Alternatives considered:

• Create a new persisted tenant-governance summary record: rejected because the current-release problem is request-time consistency, not independent lifecycle or historical reporting truth.
• Create a new query service that bypasses BaselineCompareStats: rejected because it would duplicate compare availability and attention logic that already exists.

Decision: Introduce one narrow TenantGovernanceAggregate runtime contract instead of continuing to treat BaselineCompareStats as an implicit shared summary

Rationale: BaselineCompareStats is a broad compare-detail object that also carries diagnostics and landing-specific support data. The operator problem is narrower: multiple surfaces need one shared summary posture, count family, and next-action intent. A dedicated aggregate keeps that summary ownership explicit while allowing the landing page to keep deeper diagnostics in BaselineCompareStats.

Alternatives considered:

• Use BaselineCompareStats directly everywhere with no new contract: rejected because it would leave summary ownership implicit and make it easier for widgets to keep local business rules.
• Move every compare diagnostic into the new aggregate: rejected because it would bloat a summary contract into a second detail model.

Decision: Reuse the existing request-scoped derived-state infrastructure from Spec 167

Rationale: The repo already binds RequestScopedDerivedStateStore in the Laravel container and uses it for request-local reuse of ArtifactTruthPresenter, OperationUxPresenter, and RelatedNavigationResolver. This feature needs the same boundary: one request-local derived result per deterministic question, explicit invalidation rules, and a guard path that prevents local ad hoc caches from coming back.

Alternatives considered:

• Add a static cache inside NeedsAttention, BaselineCompareNow, or BaselineCompareCoverageBanner: rejected because Spec 167 explicitly moved the codebase away from that pattern.
• Use Cache::remember() or another cross-request store: rejected because the spec requires request-local reuse only and stale cross-request posture would be harder to reason about.

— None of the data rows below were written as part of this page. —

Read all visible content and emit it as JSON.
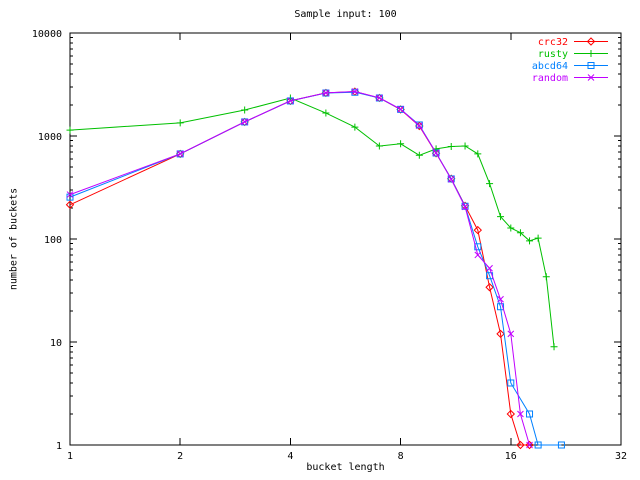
{
  "chart_data": {
    "type": "line",
    "title": "Sample input: 100",
    "xlabel": "bucket length",
    "ylabel": "number of buckets",
    "x_scale": "log2",
    "y_scale": "log10",
    "xlim": [
      1,
      32
    ],
    "ylim": [
      1,
      10000
    ],
    "x_ticks": [
      1,
      2,
      4,
      8,
      16,
      32
    ],
    "y_ticks": [
      1,
      10,
      100,
      1000,
      10000
    ],
    "grid": "off",
    "legend_position": "top-right-inside",
    "background_color": "#ffffff",
    "border_color": "#000000",
    "series": [
      {
        "name": "crc32",
        "color": "#ff0000",
        "marker": "diamond",
        "points": [
          [
            1,
            215
          ],
          [
            2,
            670
          ],
          [
            3,
            1370
          ],
          [
            4,
            2190
          ],
          [
            5,
            2620
          ],
          [
            6,
            2700
          ],
          [
            7,
            2340
          ],
          [
            8,
            1810
          ],
          [
            9,
            1250
          ],
          [
            10,
            680
          ],
          [
            11,
            385
          ],
          [
            12,
            210
          ],
          [
            13,
            122
          ],
          [
            14,
            34
          ],
          [
            15,
            12
          ],
          [
            16,
            2
          ],
          [
            17,
            1
          ],
          [
            18,
            1
          ]
        ]
      },
      {
        "name": "rusty",
        "color": "#00c000",
        "marker": "plus",
        "points": [
          [
            1,
            1140
          ],
          [
            2,
            1340
          ],
          [
            3,
            1790
          ],
          [
            4,
            2340
          ],
          [
            5,
            1670
          ],
          [
            6,
            1220
          ],
          [
            7,
            800
          ],
          [
            8,
            840
          ],
          [
            9,
            650
          ],
          [
            10,
            750
          ],
          [
            11,
            790
          ],
          [
            12,
            800
          ],
          [
            13,
            670
          ],
          [
            14,
            345
          ],
          [
            15,
            165
          ],
          [
            16,
            128
          ],
          [
            17,
            115
          ],
          [
            18,
            96
          ],
          [
            19,
            102
          ],
          [
            20,
            43
          ],
          [
            21,
            9
          ]
        ]
      },
      {
        "name": "abcd64",
        "color": "#0080ff",
        "marker": "square",
        "points": [
          [
            1,
            255
          ],
          [
            2,
            670
          ],
          [
            3,
            1370
          ],
          [
            4,
            2190
          ],
          [
            5,
            2615
          ],
          [
            6,
            2660
          ],
          [
            7,
            2340
          ],
          [
            8,
            1815
          ],
          [
            9,
            1280
          ],
          [
            10,
            684
          ],
          [
            11,
            383
          ],
          [
            12,
            208
          ],
          [
            13,
            84
          ],
          [
            14,
            44
          ],
          [
            15,
            22
          ],
          [
            16,
            4
          ],
          [
            18,
            2
          ],
          [
            19,
            1
          ],
          [
            22,
            1
          ]
        ]
      },
      {
        "name": "random",
        "color": "#c000ff",
        "marker": "x",
        "points": [
          [
            1,
            270
          ],
          [
            2,
            672
          ],
          [
            3,
            1375
          ],
          [
            4,
            2195
          ],
          [
            5,
            2620
          ],
          [
            6,
            2705
          ],
          [
            7,
            2350
          ],
          [
            8,
            1820
          ],
          [
            9,
            1260
          ],
          [
            10,
            686
          ],
          [
            11,
            380
          ],
          [
            12,
            205
          ],
          [
            13,
            70
          ],
          [
            14,
            52
          ],
          [
            15,
            26
          ],
          [
            16,
            12
          ],
          [
            17,
            2
          ],
          [
            18,
            1
          ]
        ]
      }
    ]
  }
}
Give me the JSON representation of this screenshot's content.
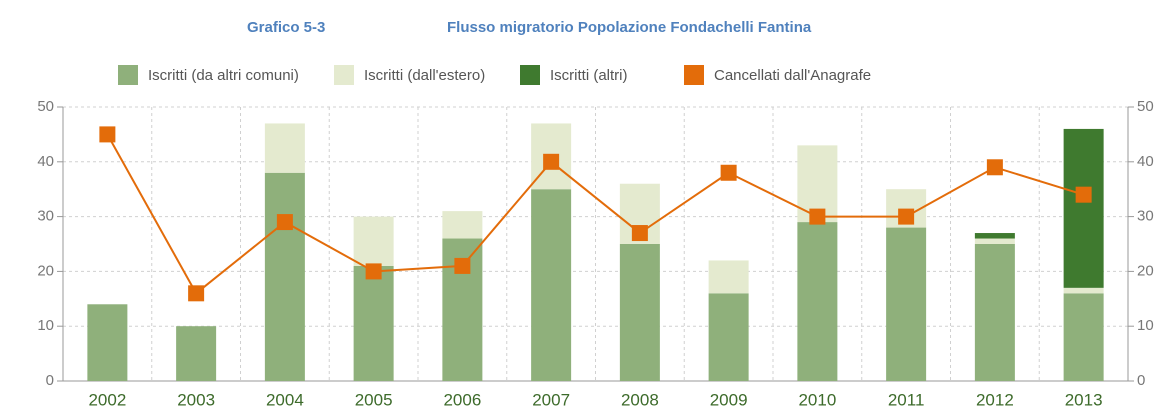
{
  "chart_data": {
    "type": "bar",
    "title_label": "Grafico 5-3",
    "title": "Flusso migratorio Popolazione Fondachelli Fantina",
    "categories": [
      "2002",
      "2003",
      "2004",
      "2005",
      "2006",
      "2007",
      "2008",
      "2009",
      "2010",
      "2011",
      "2012",
      "2013"
    ],
    "series": [
      {
        "name": "Iscritti (da altri comuni)",
        "color": "#8fb07b",
        "values": [
          14,
          10,
          38,
          21,
          26,
          35,
          25,
          16,
          29,
          28,
          25,
          16
        ]
      },
      {
        "name": "Iscritti (dall'estero)",
        "color": "#e4eacf",
        "values": [
          0,
          0,
          9,
          9,
          5,
          12,
          11,
          6,
          14,
          7,
          1,
          1
        ]
      },
      {
        "name": "Iscritti (altri)",
        "color": "#3f7a2f",
        "values": [
          0,
          0,
          0,
          0,
          0,
          0,
          0,
          0,
          0,
          0,
          1,
          29
        ]
      },
      {
        "name": "Cancellati dall'Anagrafe",
        "color": "#e36c0a",
        "type": "line",
        "values": [
          45,
          16,
          29,
          20,
          21,
          40,
          27,
          38,
          30,
          30,
          39,
          34
        ]
      }
    ],
    "ylim": [
      0,
      50
    ],
    "yticks": [
      0,
      10,
      20,
      30,
      40,
      50
    ],
    "y2lim": [
      0,
      50
    ],
    "y2ticks": [
      0,
      10,
      20,
      30,
      40,
      50
    ],
    "stacked": true,
    "grid": true,
    "legend": "top"
  }
}
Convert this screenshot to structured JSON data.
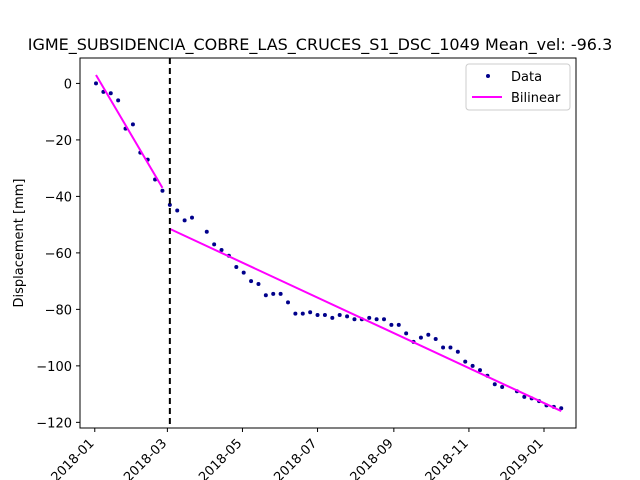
{
  "chart_data": {
    "type": "scatter",
    "title": "IGME_SUBSIDENCIA_COBRE_LAS_CRUCES_S1_DSC_1049     Mean_vel: -96.3",
    "xlabel": "",
    "ylabel": "Displacement [mm]",
    "xlim": [
      "2017-12-20",
      "2019-01-27"
    ],
    "ylim": [
      -122,
      9
    ],
    "x_ticks": [
      "2018-01",
      "2018-03",
      "2018-05",
      "2018-07",
      "2018-09",
      "2018-11",
      "2019-01"
    ],
    "y_ticks": [
      0,
      -20,
      -40,
      -60,
      -80,
      -100,
      -120
    ],
    "grid": false,
    "legend_position": "top-right",
    "colors": {
      "data": "#00008b",
      "bilinear": "#ff00ff",
      "breakpoint": "#000000"
    },
    "breakpoint_x": "2018-03-03",
    "series": [
      {
        "name": "Data",
        "style": "markers",
        "x": [
          "2018-01-02",
          "2018-01-08",
          "2018-01-14",
          "2018-01-20",
          "2018-01-26",
          "2018-02-01",
          "2018-02-07",
          "2018-02-13",
          "2018-02-19",
          "2018-02-25",
          "2018-03-03",
          "2018-03-09",
          "2018-03-15",
          "2018-03-21",
          "2018-04-02",
          "2018-04-08",
          "2018-04-14",
          "2018-04-20",
          "2018-04-26",
          "2018-05-02",
          "2018-05-08",
          "2018-05-14",
          "2018-05-20",
          "2018-05-26",
          "2018-06-01",
          "2018-06-07",
          "2018-06-13",
          "2018-06-19",
          "2018-06-25",
          "2018-07-01",
          "2018-07-07",
          "2018-07-13",
          "2018-07-19",
          "2018-07-25",
          "2018-07-31",
          "2018-08-06",
          "2018-08-12",
          "2018-08-18",
          "2018-08-24",
          "2018-08-30",
          "2018-09-05",
          "2018-09-11",
          "2018-09-17",
          "2018-09-23",
          "2018-09-29",
          "2018-10-05",
          "2018-10-11",
          "2018-10-17",
          "2018-10-23",
          "2018-10-29",
          "2018-11-04",
          "2018-11-10",
          "2018-11-16",
          "2018-11-22",
          "2018-11-28",
          "2018-12-10",
          "2018-12-16",
          "2018-12-22",
          "2018-12-28",
          "2019-01-03",
          "2019-01-09",
          "2019-01-15"
        ],
        "y": [
          0,
          -3,
          -3.5,
          -6,
          -16,
          -14.5,
          -24.5,
          -27,
          -34,
          -38,
          -43,
          -45,
          -48.5,
          -47.5,
          -52.5,
          -57,
          -59,
          -61,
          -65,
          -67,
          -70,
          -71,
          -75,
          -74.5,
          -74.5,
          -77.5,
          -81.5,
          -81.5,
          -81,
          -82,
          -82,
          -83,
          -82,
          -82.5,
          -83.5,
          -83.5,
          -83,
          -83.5,
          -83.5,
          -85.5,
          -85.5,
          -88.5,
          -91.5,
          -90,
          -89,
          -90.5,
          -93.5,
          -93.5,
          -95,
          -98.5,
          -100,
          -101.5,
          -103.5,
          -106.5,
          -107.5,
          -109,
          -111,
          -111.5,
          -112.5,
          -114,
          -114.5,
          -115
        ]
      },
      {
        "name": "Bilinear",
        "style": "line",
        "segments": [
          {
            "x": [
              "2018-01-02",
              "2018-02-25"
            ],
            "y": [
              3,
              -37
            ]
          },
          {
            "x": [
              "2018-03-03",
              "2019-01-15"
            ],
            "y": [
              -51.5,
              -116
            ]
          }
        ]
      }
    ]
  }
}
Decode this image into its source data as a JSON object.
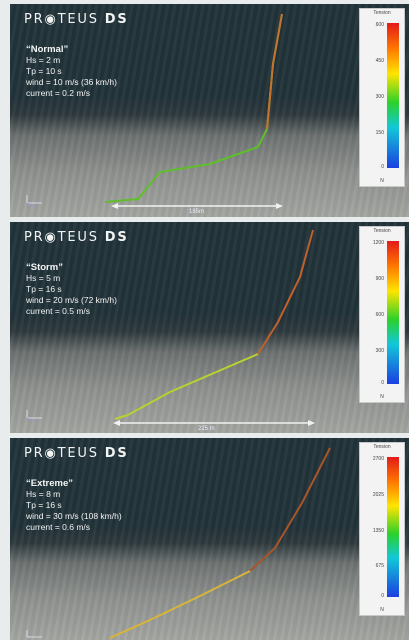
{
  "brand": {
    "pro": "PR",
    "teus": "TEUS",
    "ds": "DS"
  },
  "panels": [
    {
      "title": "“Normal”",
      "lines": [
        "Hs = 2 m",
        "Tp = 10 s",
        "wind = 10 m/s (36 km/h)",
        "current = 0.2 m/s"
      ],
      "scale_label": "185m",
      "legend": {
        "title": "Tension",
        "unit": "N",
        "ticks": [
          "600",
          "450",
          "300",
          "150",
          "0"
        ]
      }
    },
    {
      "title": "“Storm”",
      "lines": [
        "Hs = 5 m",
        "Tp = 16 s",
        "wind = 20 m/s (72 km/h)",
        "current = 0.5 m/s"
      ],
      "scale_label": "225 m",
      "legend": {
        "title": "Tension",
        "unit": "N",
        "ticks": [
          "1200",
          "900",
          "600",
          "300",
          "0"
        ]
      }
    },
    {
      "title": "“Extreme”",
      "lines": [
        "Hs = 8 m",
        "Tp = 16 s",
        "wind = 30 m/s (108 km/h)",
        "current = 0.6 m/s"
      ],
      "scale_label": "",
      "legend": {
        "title": "Tension",
        "unit": "N",
        "ticks": [
          "2700",
          "2025",
          "1350",
          "675",
          "0"
        ]
      }
    }
  ],
  "colors": {
    "seabed": "#8d908d",
    "water": "#22333a",
    "text": "#f4f6f6"
  }
}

Decision: Keep next-action intent inside the aggregate, but keep final URLs and panel-specific drill-down mapping local to surfaces

Rationale: The semantic drift problem is not only conflicting counts; it is also conflicting operator follow-up. The aggregate must therefore answer the stable business question “what is the next action target category for this tenant state?” while leaving local surfaces free to map that answer to tenant-panel URLs, run links, or findings links appropriate to their context.

Alternatives considered:

• Store absolute URLs inside the aggregate: rejected because final URLs remain panel-aware and surface-local, and capability-gated destinations should stay local to the consuming surface.
• Leave next-action computation local to every widget or page: rejected because next-action drift is part of the problem this spec is supposed to solve.

Decision: Keep BaselineCompareLanding as the home for diagnostics, but move its default-visible posture semantics onto the aggregate

Rationale: The spec explicitly distinguishes default-visible operator posture from diagnostics-only information. BaselineCompareLanding should still own evidence gaps, duplicate-name diagnostics, detailed compare context, and the existing Compare now action. What changes is that its primary posture zone should no longer be another local semantic owner.

Alternatives considered:

• Leave the landing page fully outside the aggregate: rejected because the landing page is one of the authoritative summary surfaces listed in the spec.
• Collapse the landing page into a pure aggregate view: rejected because operators still need compare diagnostics there.

Decision: Protect the feature with parity, memoization, and guard tests rather than ad hoc performance scripts

Rationale: The highest-risk regressions are semantic drift, hidden local re-queries, and request-scope leakage. Focused Pest tests can assert those business truths directly, and the derived-state adoption guard can stop future surfaces from quietly reintroducing local caches or unsupported family access patterns.

Alternatives considered:

• Rely only on query counting or manual profiling: rejected because it would miss operator-visible drift and consumer-adoption regressions.
• Treat this as a pure unit-test problem: rejected because the spec is about cross-surface agreement and request behavior, which requires feature-level coverage too.